Alexei Malashenko, senior expert with the Carnegie Moscow Center, said Russia could agree to a change in the current arrangements and the eventual resolution of the conflicts if Georgia abandons its aspirations to join NATO.

But whether South Ossetia and Abkhazia would go along remains a question. One possible scenario involves one or both of the separatist provinces trying to exploit what they see as Georgia's brinkmanship to compel Western powers to intervene. This would involve escalating the current hostilities into an all-out war, which they would hope to win with Russia's support, and end Georgia's efforts to draw them back under Tbilisi's control, Martirosyan said.

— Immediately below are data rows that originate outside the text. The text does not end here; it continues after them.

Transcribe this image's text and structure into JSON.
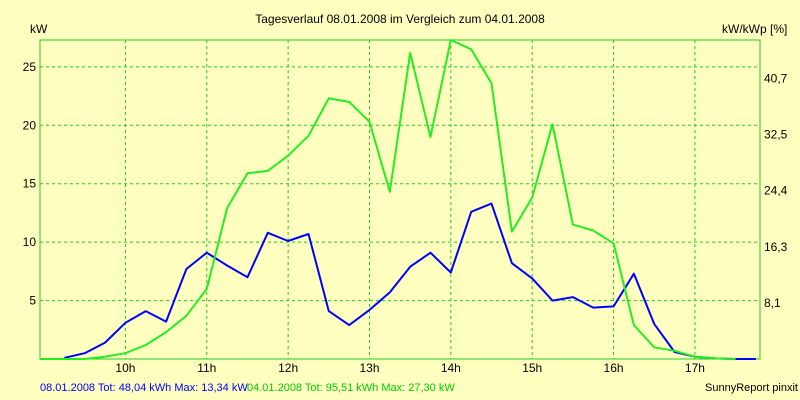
{
  "chart_data": {
    "type": "line",
    "title": "Tagesverlauf 08.01.2008 im Vergleich zum 04.01.2008",
    "ylabel_left": "kW",
    "ylabel_right": "kW/kWp [%]",
    "x_tick_labels": [
      "10h",
      "11h",
      "12h",
      "13h",
      "14h",
      "15h",
      "16h",
      "17h"
    ],
    "x_ticks": [
      10,
      11,
      12,
      13,
      14,
      15,
      16,
      17
    ],
    "xlim": [
      8.95,
      17.8
    ],
    "ylim": [
      0,
      27.3
    ],
    "y_left_ticks": [
      5,
      10,
      15,
      20,
      25
    ],
    "y_left_tick_labels": [
      "5",
      "10",
      "15",
      "20",
      "25"
    ],
    "y_right_ticks": [
      4.8,
      9.6,
      14.4,
      19.2,
      24.0
    ],
    "y_right_tick_labels": [
      "8,1",
      "16,3",
      "24,4",
      "32,5",
      "40,7"
    ],
    "grid": true,
    "series": [
      {
        "name": "08.01.2008",
        "color": "#0000ff",
        "x": [
          9.25,
          9.5,
          9.75,
          10.0,
          10.25,
          10.5,
          10.75,
          11.0,
          11.25,
          11.5,
          11.75,
          12.0,
          12.25,
          12.5,
          12.75,
          13.0,
          13.25,
          13.5,
          13.75,
          14.0,
          14.25,
          14.5,
          14.75,
          15.0,
          15.25,
          15.5,
          15.75,
          16.0,
          16.25,
          16.5,
          16.75,
          17.0,
          17.25,
          17.5,
          17.75
        ],
        "values": [
          0.1,
          0.5,
          1.4,
          3.1,
          4.1,
          3.2,
          7.7,
          9.1,
          8.0,
          7.0,
          10.8,
          10.1,
          10.7,
          4.1,
          2.9,
          4.2,
          5.7,
          7.9,
          9.1,
          7.4,
          12.6,
          13.3,
          8.2,
          6.9,
          5.0,
          5.3,
          4.4,
          4.5,
          7.3,
          3.0,
          0.6,
          0.2,
          0.05,
          0.0,
          0.0
        ]
      },
      {
        "name": "04.01.2008",
        "color": "#22ee22",
        "x": [
          8.95,
          9.25,
          9.5,
          9.75,
          10.0,
          10.25,
          10.5,
          10.75,
          11.0,
          11.25,
          11.5,
          11.75,
          12.0,
          12.25,
          12.5,
          12.75,
          13.0,
          13.25,
          13.5,
          13.75,
          14.0,
          14.25,
          14.5,
          14.75,
          15.0,
          15.25,
          15.5,
          15.75,
          16.0,
          16.25,
          16.5,
          16.75,
          17.0,
          17.25,
          17.5
        ],
        "values": [
          0.0,
          0.0,
          0.0,
          0.2,
          0.5,
          1.2,
          2.3,
          3.7,
          6.0,
          12.9,
          15.9,
          16.1,
          17.4,
          19.1,
          22.3,
          22.0,
          20.3,
          14.3,
          26.2,
          19.0,
          27.3,
          26.5,
          23.6,
          10.9,
          13.8,
          20.1,
          11.5,
          11.0,
          9.9,
          2.9,
          1.0,
          0.7,
          0.2,
          0.05,
          0.0
        ]
      }
    ]
  },
  "footer": {
    "blue_summary": "08.01.2008 Tot: 48,04 kWh Max: 13,34 kW",
    "green_summary": "04.01.2008 Tot: 95,51 kWh Max: 27,30 kW",
    "credit": "SunnyReport pinxit"
  }
}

Georgia has denied it is trying to stir up tensions with the separatist provinces, something that Malashenko said might actually run counter to its interests if it is serious about its proposal, made last month, to divide Abkhazia into zones controlled by Russia and Georgia. The Russian government reportedly examined this proposal with interest, given the level of Russian investment in Abkhazia and the desire to tap the region's resources in construction for the Winter Olympics in Sochi in 2014. "The doves are not interested in any tensions that may disrupt the negotiations over the proposal," Malashenko said in an interview Thursday.

"The recent violence demonstrates that there are, indeed, forces interested in fomenting tensions — the hawks — who realize that their role would be decreased and their influence wane if the conflicts are resolved," he said.